ウィリアムでさえも、私を愛する事はなかった。あんなに長い間一緒にいた人なのに。
「俺が……信じられないの?何か、足りないのかい?」
「違うわ。あなたは素敵な人で、だから……だから、不安で仕方がない……」
私は消え入りそうな声で、やっとそれを言えた。
(そうだ。私は不安で仕方なかったのだ)
「……ソフィア」
ティムは両手で私の顔を包み込んで、唇で涙を拭ってくれた。
「ソフィア、俺でいいんだね?俺は、一生君だけだ。だから、君もそうだと思っていいね?」
「……」
「俺は、君に強引に求める事ができなかったんだ。強く求めると離れてしまいそうで……。だから、何も望まないって言った。でも、それは間違っていたと今分かったよ」
「でも、私は……」
「エドワード陛下の事も、フォースリア家の事も、君は何も心配しなくていい。俺は一生、陛下に仕えて君を守る。だから、ちゃんと……」
ティムがさっきよりも強く私を抱きしめる。
「俺たち、ちゃんと結婚しよう」
ティムの香りが私を包んだ。さっきまでのぐちゃぐちゃな頭の中が、真っ白になった。
「私……」
「俺たちは、結婚する」
ティムがもう一度言った。そして、再び私の顔を両手で包んで、私の瞳を覗き込んだ。
「余計な事は心配しなくていい。時期は公爵様と相談して、陛下にも君にも負担にならないようにする。君は、黙って……頷いて……」
「ええ……!ティム」
私はティムの胸に顔を埋めた。
「俺が……不甲斐なかった。良かれと思って君を不安にさせるような事ばかり言ってたんだ。もう、何も心配させない。約束するよ。だから、ソフィア、君はもっと俺を求めてくれていい」
私はティムの胸の中で涙が止まらなくなった。
「ああ、何で声を殺して泣く癖なんかついたんだろう……。もう俺の前で何も我慢しないでくれ、頼むよソフィア」
私はいつの間にか、声を上げて泣いていた。今までこんな風に泣いた事があっただろうか……。体中から、淀んだ澱のようなものが流れて、ティムの清らかな魔力で満たされていた。そして、私の中はティムでいっぱいになっていた。
(こんな風に誰かに身を任せて、安心して泣いてもいいなんて……)
***
「じゃあ、ティモシー長い間ありがとう」
私とマイティは駅まで送ってくれたティモシーにお礼を言った。もう、あの告白は、二人の中で触れないものになっていた。ティモシーはソフィア様と結婚すると、私に言った。真顔で、誠実な、本当のティモシーの顔を見た気がした。
「また、いつでもおいで。魔塔に入りたいなら力になるよ」
最後まで、ティモシーは優しかった。これが駄目なんだよと、教えて上げたい。もっと、私の心の傷がうずかなくなったら……だけれど。

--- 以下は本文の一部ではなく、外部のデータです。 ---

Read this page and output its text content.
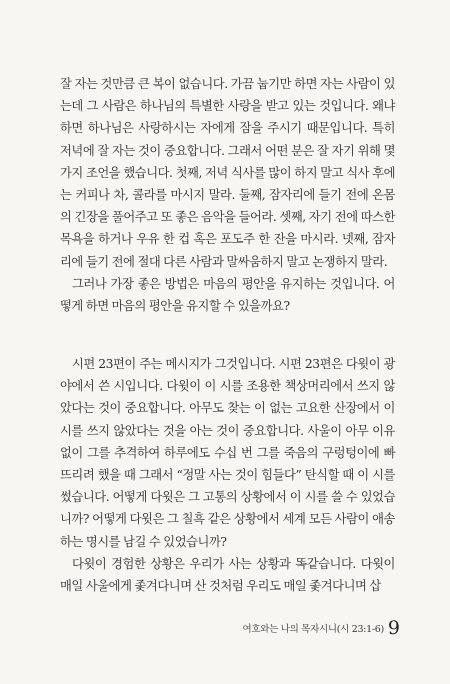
잘 자는 것만큼 큰 복이 없습니다. 가끔 눕기만 하면 자는 사람이 있는데 그 사람은 하나님의 특별한 사랑을 받고 있는 것입니다. 왜냐하면 하나님은 사랑하시는 자에게 잠을 주시기 때문입니다. 특히 저녁에 잘 자는 것이 중요합니다. 그래서 어떤 분은 잘 자기 위해 몇 가지 조언을 했습니다. 첫째, 저녁 식사를 많이 하지 말고 식사 후에는 커피나 차, 콜라를 마시지 말라. 둘째, 잠자리에 들기 전에 온몸의 긴장을 풀어주고 또 좋은 음악을 들어라. 셋째, 자기 전에 따스한 목욕을 하거나 우유 한 컵 혹은 포도주 한 잔을 마시라. 넷째, 잠자리에 들기 전에 절대 다른 사람과 말싸움하지 말고 논쟁하지 말라.

그러나 가장 좋은 방법은 마음의 평안을 유지하는 것입니다. 어떻게 하면 마음의 평안을 유지할 수 있을까요?

시편 23편이 주는 메시지가 그것입니다. 시편 23편은 다윗이 광야에서 쓴 시입니다. 다윗이 이 시를 조용한 책상머리에서 쓰지 않았다는 것이 중요합니다. 아무도 찾는 이 없는 고요한 산장에서 이 시를 쓰지 않았다는 것을 아는 것이 중요합니다. 사울이 아무 이유 없이 그를 추격하여 하루에도 수십 번 그를 죽음의 구렁텅이에 빠뜨리려 했을 때 그래서 “정말 사는 것이 힘들다” 탄식할 때 이 시를 썼습니다. 어떻게 다윗은 그 고통의 상황에서 이 시를 쓸 수 있었습니까? 어떻게 다윗은 그 칠흑 같은 상황에서 세계 모든 사람이 애송하는 명시를 남길 수 있었습니까?

다윗이 경험한 상황은 우리가 사는 상황과 똑같습니다. 다윗이 매일 사울에게 좇겨다니며 산 것처럼 우리도 매일 좇겨다니며 삽

여호와는 나의 목자시니(시 23:1-6) 9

帰りの列車の中で、マイティに背中をさすられて、またもや泣き続けた。
(ああ、あんないい男、もう一生出会えないだろうなあ……)
涙で溺れて死んでしまいたい。本当に一生に一度の恋だったかもしれない……。デリス・クラム二十二歳の夏の大失恋だった。
***
長い間ソフィアに惚れて、悩み抜いた俺にはデリスの気持ちは痛いほど分かる。だが、それを気にする事がソフィアを傷つけてしまう。俺が守らないといけないのは、ソフィアだ。
公爵様には、近いうちにソフィアと結婚させて頂けるよう、お願いに上がらなければならない。反対されても、俺は絶対に諦めない自信がある。正式な結婚は、エドワード陛下がもう少し大きくなられてからだが。しかし、家門内では、きちんと公の事にしておきたい。

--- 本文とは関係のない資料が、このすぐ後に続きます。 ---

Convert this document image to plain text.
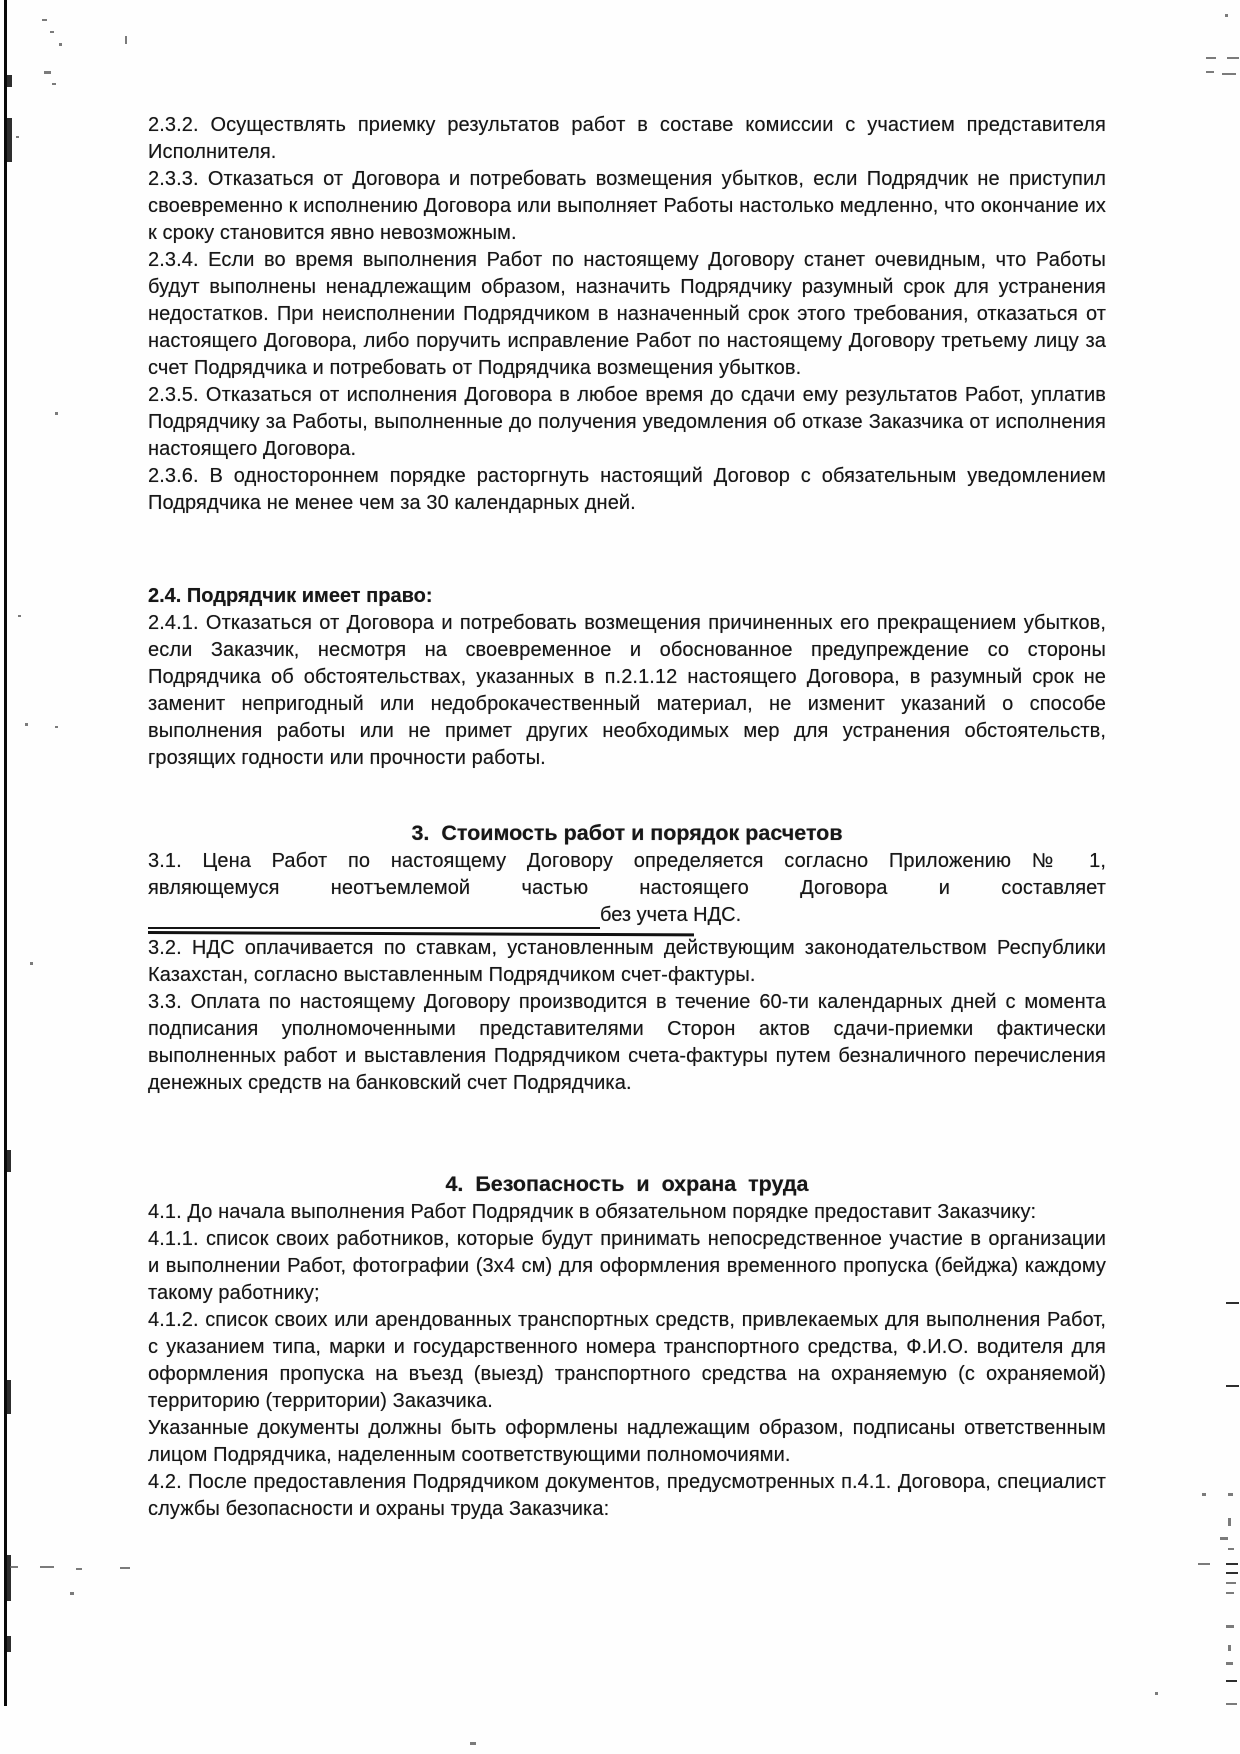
2.3.2. Осуществлять приемку результатов работ в составе комиссии с участием представителя Исполнителя.

2.3.3. Отказаться от Договора и потребовать возмещения убытков, если Подрядчик не приступил своевременно к исполнению Договора или выполняет Работы настолько медленно, что окончание их к сроку становится явно невозможным.

2.3.4. Если во время выполнения Работ по настоящему Договору станет очевидным, что Работы будут выполнены ненадлежащим образом, назначить Подрядчику разумный срок для устранения недостатков. При неисполнении Подрядчиком в назначенный срок этого требования, отказаться от настоящего Договора, либо поручить исправление Работ по настоящему Договору третьему лицу за счет Подрядчика и потребовать от Подрядчика возмещения убытков.

2.3.5. Отказаться от исполнения Договора в любое время до сдачи ему результатов Работ, уплатив Подрядчику за Работы, выполненные до получения уведомления об отказе Заказчика от исполнения настоящего Договора.

2.3.6. В одностороннем порядке расторгнуть настоящий Договор с обязательным уведомлением Подрядчика не менее чем за 30 календарных дней.

2.4. Подрядчик имеет право:

2.4.1. Отказаться от Договора и потребовать возмещения причиненных его прекращением убытков, если Заказчик, несмотря на своевременное и обоснованное предупреждение со стороны Подрядчика об обстоятельствах, указанных в п.2.1.12 настоящего Договора, в разумный срок не заменит непригодный или недоброкачественный материал, не изменит указаний о способе выполнения работы или не примет других необходимых мер для устранения обстоятельств, грозящих годности или прочности работы.

3.  Стоимость работ и порядок расчетов

3.1. Цена Работ по настоящему Договору определяется согласно Приложению № 1,

являющемуся неотъемлемой частью настоящего Договора и составляет

без учета НДС.

3.2. НДС оплачивается по ставкам, установленным действующим законодательством Республики Казахстан, согласно выставленным Подрядчиком счет-фактуры.

3.3. Оплата по настоящему Договору производится в течение 60-ти календарных дней с момента подписания уполномоченными представителями Сторон актов сдачи-приемки фактически выполненных работ и выставления Подрядчиком счета-фактуры путем безналичного перечисления денежных средств на банковский счет Подрядчика.

4.  Безопасность  и  охрана  труда

4.1. До начала выполнения Работ Подрядчик в обязательном порядке предоставит Заказчику:

4.1.1. список своих работников, которые будут принимать непосредственное участие в организации и выполнении Работ, фотографии (3х4 см) для оформления временного пропуска (бейджа) каждому такому работнику;

4.1.2. список своих или арендованных транспортных средств, привлекаемых для выполнения Работ, с указанием типа, марки и государственного номера транспортного средства, Ф.И.О. водителя для оформления пропуска на въезд (выезд) транспортного средства на охраняемую (с охраняемой) территорию (территории) Заказчика.

Указанные документы должны быть оформлены надлежащим образом, подписаны ответственным лицом Подрядчика, наделенным соответствующими полномочиями.

4.2. После предоставления Подрядчиком документов, предусмотренных п.4.1. Договора, специалист службы безопасности и охраны труда Заказчика:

そして俺は魔塔に籠り、ソフィアに嫌われないように、ある物を作った。
ソフィアがいつでも俺に文句が言えるように、相互通信が出来る耳飾りを作った。今は人目を気にしなければならない時もある。そんな時にソフィアを不安にさせないためだ。本当はお揃いにしたかったが、それは諦めた。
ソフィアは言った。
「じゃあ、これに何か言えば、ティムが答えてくれるのね」
「そうだよ。文句でも何でも言ってくれていいよ」
「……愛してるって言っても?」
ソフィア、俺は君が可愛くて気が変になりそうだ。